For patients with neurologic impairment, this non-interpretational handling may cooperate for the reestablishment of a state of unity, ie, of me-world coherence. Therefore, in these cases, the setting is in first plan as what matters here are constancy, support and the analyst's empathic adaptation to the needs of the still not integrated patient (Winnicott, 1969). This includes the totality of the elements composing the analytical relationship, among which countertransference, as mentioned above, deserves highlighting. From a broader perspective, countertransference is not limited to the positive or negative aspects produced by transference. It goes beyond, comprehending the analyst's whole mental functioning.

In other words, the conduction of analyses of patients with neurological impairments demands that the analyst detach from a position primarily based on listening to repressed unconscious material. The analyst should adopt a more active attitude, taking part in the analytical process with his/her sensitive presence and offering him/herself as some kind of representational prosthesis for someone who no longer has the necessary cognitive skills to sustain a minimally consistent representation grid.

Facing with such clinical impasses, we suppose that the essential challenge for the direction of the analytical work with those patients is, as suggested by Fédida (2009) regarding cases refractory to analysis, that the analyst asks him/herself about "his power to discover for him a original language" (p.156). Using the same diapason as the not yet integrated patient, in an empathic encounter, the analyst participates in the session with his own psychic, perceptual, and cognitive processes, thus becoming part of the integrative process. In these cases, it is necessary that the analyst is not restricted to free-floating listening but, inversely, is carefully open to all the little clinical details so that, with his/her sensitive presence, he/she may participate in the integration process.
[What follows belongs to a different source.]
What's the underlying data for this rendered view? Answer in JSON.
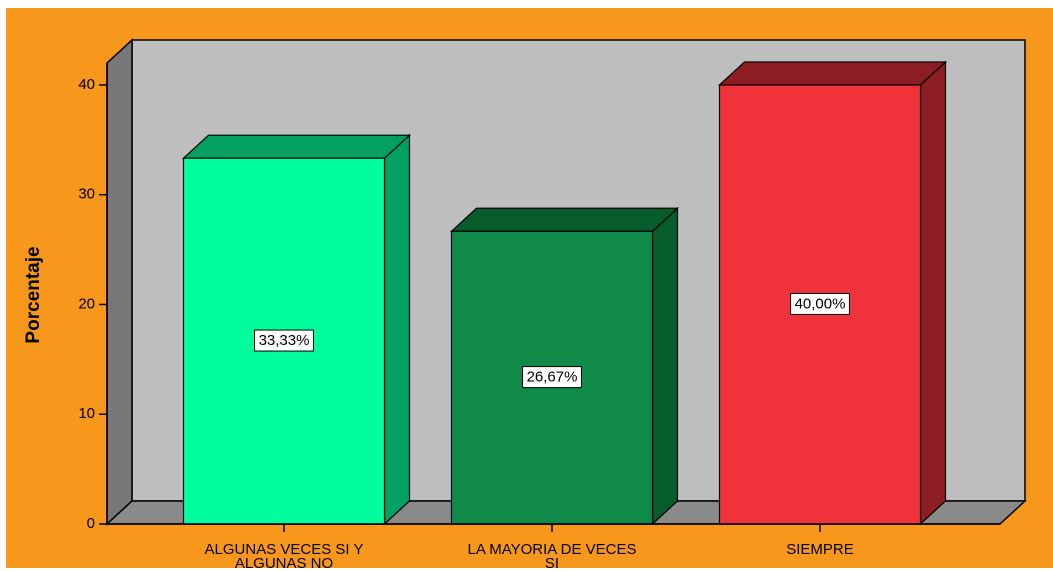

Therefore, higher flexibility on the part of the analyst matters the most here not only to address verbal representations but also to address other forms of psychic movement, be it through the eyes, voice tone, gestures, or images available to the analyst's psyche as an effect of the transferential encounter in the analytical context. By making available some of him/herself through his/her physical and psychical presence, the analyst lends cognitive and perceptual elements that may gradually enable the rehabilitation of the not yet integrated subject's potentialities and stimulate the construction of new psychical functioning patterns other than the repetition compulsion imposed by the experience of becoming ill.